Only Hire People That Learn From Their Mistakes

Harness the power of learning from mistakes. Some of the great high achievers in this world give credit to their relentless focus on small mistakes.

Recently, researchers at Columbia University divided student subjects into two groups, “grade hungry” and “knowledge hungry” and then tested them with general knowledge questions.

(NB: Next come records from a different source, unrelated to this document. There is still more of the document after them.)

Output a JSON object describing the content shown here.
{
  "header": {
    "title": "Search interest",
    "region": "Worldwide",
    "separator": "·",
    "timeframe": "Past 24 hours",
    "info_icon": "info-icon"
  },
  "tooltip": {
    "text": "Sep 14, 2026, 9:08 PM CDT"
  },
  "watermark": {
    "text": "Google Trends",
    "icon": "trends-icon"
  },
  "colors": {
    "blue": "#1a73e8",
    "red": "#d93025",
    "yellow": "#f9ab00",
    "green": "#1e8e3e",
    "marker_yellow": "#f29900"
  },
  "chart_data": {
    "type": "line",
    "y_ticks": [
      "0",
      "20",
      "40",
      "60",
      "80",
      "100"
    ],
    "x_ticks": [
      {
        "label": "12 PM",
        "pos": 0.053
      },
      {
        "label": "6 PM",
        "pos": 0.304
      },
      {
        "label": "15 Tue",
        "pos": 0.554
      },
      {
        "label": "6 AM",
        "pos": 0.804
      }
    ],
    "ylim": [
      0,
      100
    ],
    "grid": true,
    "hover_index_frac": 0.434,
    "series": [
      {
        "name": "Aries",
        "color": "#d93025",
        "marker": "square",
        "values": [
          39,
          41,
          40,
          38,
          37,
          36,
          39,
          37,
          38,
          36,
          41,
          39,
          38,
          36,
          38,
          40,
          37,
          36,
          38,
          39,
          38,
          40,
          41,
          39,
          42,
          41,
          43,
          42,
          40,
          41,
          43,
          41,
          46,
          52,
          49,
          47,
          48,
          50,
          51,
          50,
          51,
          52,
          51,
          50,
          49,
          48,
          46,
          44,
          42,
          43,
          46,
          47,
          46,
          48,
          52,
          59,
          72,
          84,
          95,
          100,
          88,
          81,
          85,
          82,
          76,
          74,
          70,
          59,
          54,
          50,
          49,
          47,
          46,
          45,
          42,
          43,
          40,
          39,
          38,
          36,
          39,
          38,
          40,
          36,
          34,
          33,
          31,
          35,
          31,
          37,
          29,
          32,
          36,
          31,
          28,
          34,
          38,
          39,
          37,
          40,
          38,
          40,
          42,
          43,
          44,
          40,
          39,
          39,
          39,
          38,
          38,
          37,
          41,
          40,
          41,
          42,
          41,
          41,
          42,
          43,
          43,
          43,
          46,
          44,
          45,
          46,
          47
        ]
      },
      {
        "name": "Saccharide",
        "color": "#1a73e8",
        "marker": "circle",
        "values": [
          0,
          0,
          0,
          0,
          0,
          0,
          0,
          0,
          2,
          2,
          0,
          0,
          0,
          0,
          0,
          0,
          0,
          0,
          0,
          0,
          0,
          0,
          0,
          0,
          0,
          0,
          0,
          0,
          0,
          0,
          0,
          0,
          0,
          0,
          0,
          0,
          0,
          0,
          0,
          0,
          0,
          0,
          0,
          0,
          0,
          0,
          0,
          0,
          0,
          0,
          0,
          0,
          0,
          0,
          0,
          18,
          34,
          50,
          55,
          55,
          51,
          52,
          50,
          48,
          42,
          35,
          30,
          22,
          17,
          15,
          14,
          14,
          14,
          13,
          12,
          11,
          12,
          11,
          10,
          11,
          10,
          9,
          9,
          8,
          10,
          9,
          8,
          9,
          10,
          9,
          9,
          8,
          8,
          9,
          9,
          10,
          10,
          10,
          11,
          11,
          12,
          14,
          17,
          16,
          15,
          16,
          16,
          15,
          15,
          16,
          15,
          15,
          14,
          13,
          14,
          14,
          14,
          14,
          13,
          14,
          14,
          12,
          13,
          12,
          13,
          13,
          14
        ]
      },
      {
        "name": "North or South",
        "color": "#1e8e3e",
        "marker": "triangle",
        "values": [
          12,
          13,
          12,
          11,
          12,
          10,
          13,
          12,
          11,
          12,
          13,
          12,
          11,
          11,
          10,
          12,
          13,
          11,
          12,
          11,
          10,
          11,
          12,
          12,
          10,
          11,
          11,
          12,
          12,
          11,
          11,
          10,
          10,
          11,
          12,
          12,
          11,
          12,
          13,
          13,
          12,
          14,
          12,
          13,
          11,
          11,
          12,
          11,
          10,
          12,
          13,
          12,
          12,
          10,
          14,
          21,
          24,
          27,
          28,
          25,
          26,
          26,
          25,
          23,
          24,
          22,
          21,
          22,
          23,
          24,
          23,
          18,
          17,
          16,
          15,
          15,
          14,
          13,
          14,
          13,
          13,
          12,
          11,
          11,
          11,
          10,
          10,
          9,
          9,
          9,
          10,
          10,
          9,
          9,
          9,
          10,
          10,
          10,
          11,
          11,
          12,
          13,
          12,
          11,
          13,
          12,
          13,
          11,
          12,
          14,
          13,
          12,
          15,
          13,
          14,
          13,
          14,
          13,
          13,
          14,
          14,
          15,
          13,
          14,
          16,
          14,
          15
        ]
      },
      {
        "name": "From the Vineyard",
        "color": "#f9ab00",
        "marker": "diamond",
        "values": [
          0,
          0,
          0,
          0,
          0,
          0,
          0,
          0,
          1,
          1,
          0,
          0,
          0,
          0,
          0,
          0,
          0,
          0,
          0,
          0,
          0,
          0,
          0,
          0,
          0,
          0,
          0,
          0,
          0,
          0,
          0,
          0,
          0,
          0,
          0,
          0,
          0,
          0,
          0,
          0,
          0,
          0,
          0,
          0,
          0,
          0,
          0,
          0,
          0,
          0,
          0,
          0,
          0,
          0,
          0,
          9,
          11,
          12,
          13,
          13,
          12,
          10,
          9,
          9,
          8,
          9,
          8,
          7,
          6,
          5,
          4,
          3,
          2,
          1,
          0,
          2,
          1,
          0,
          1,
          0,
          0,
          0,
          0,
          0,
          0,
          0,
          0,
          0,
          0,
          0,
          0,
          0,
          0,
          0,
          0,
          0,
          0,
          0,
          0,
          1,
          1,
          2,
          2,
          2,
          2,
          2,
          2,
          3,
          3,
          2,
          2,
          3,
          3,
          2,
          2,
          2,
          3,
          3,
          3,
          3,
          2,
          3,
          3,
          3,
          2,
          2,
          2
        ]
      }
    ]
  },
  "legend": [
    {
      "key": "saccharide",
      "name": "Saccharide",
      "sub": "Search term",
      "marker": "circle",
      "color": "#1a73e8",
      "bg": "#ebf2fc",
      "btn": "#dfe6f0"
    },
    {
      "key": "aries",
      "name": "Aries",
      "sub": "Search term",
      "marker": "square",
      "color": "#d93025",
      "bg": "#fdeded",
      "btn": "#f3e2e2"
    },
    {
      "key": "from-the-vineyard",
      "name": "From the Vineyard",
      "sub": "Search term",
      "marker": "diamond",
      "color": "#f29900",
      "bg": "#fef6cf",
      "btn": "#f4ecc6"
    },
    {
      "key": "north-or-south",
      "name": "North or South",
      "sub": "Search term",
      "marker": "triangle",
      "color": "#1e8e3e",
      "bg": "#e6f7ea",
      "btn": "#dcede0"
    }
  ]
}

The researchers provided immediate feedback as to whether the subject was right or wrong, and showed them the correct answer. The brain activity of the subjects was monitored throughout, using EEG caps.

The differences in the way the subjects handled the feedback was striking:

  • The Knowledge-Hungry paid attention (but not quite as obsessively) to whether they were right or wrong, and they paid significantly more attention to the correct answers. They took advantage of the chance to learn. This contrast was most dramatic when each group got an answer wrong.
  • The Knowledge-Hungry activated deep memory regions, indicating they were storing these new facts away for later.
  • The Grade-Hungry did not activate the memory regions as deeply, suggesting a far more cursory interest; instead, their brains seemed to feel threatened by learning they’d gotten an answer wrong.
  • The Grade-Hungry brains showed a far more emotional, fearful response. They clearly did not like being wrong, and they didn’t care about the acquisition of knowledge along the way.

When both groups of students were later ‘surprised’ by a retest, using only the questions they’d gotten wrong the first time around, the Knowledge-Hungry group did far better than the Grade-Hungry group. Clearly, they had ‘learned’ the new knowledge and had not only retained it, but were also able to recall it at will.

So, from a neuromanagement viewpoint, it would make a lot of sense to hire people capable of learning from their mistakes. Hiring the equivalent of the “grade hungry” students will yield employees who are motivated but who, over time, may not improve their performance nearly as much as individuals who internalise lessons learned, when things don’t work perfectly.

The question now is how do you screen candidates for this trait; the ability to learn from their mistakes?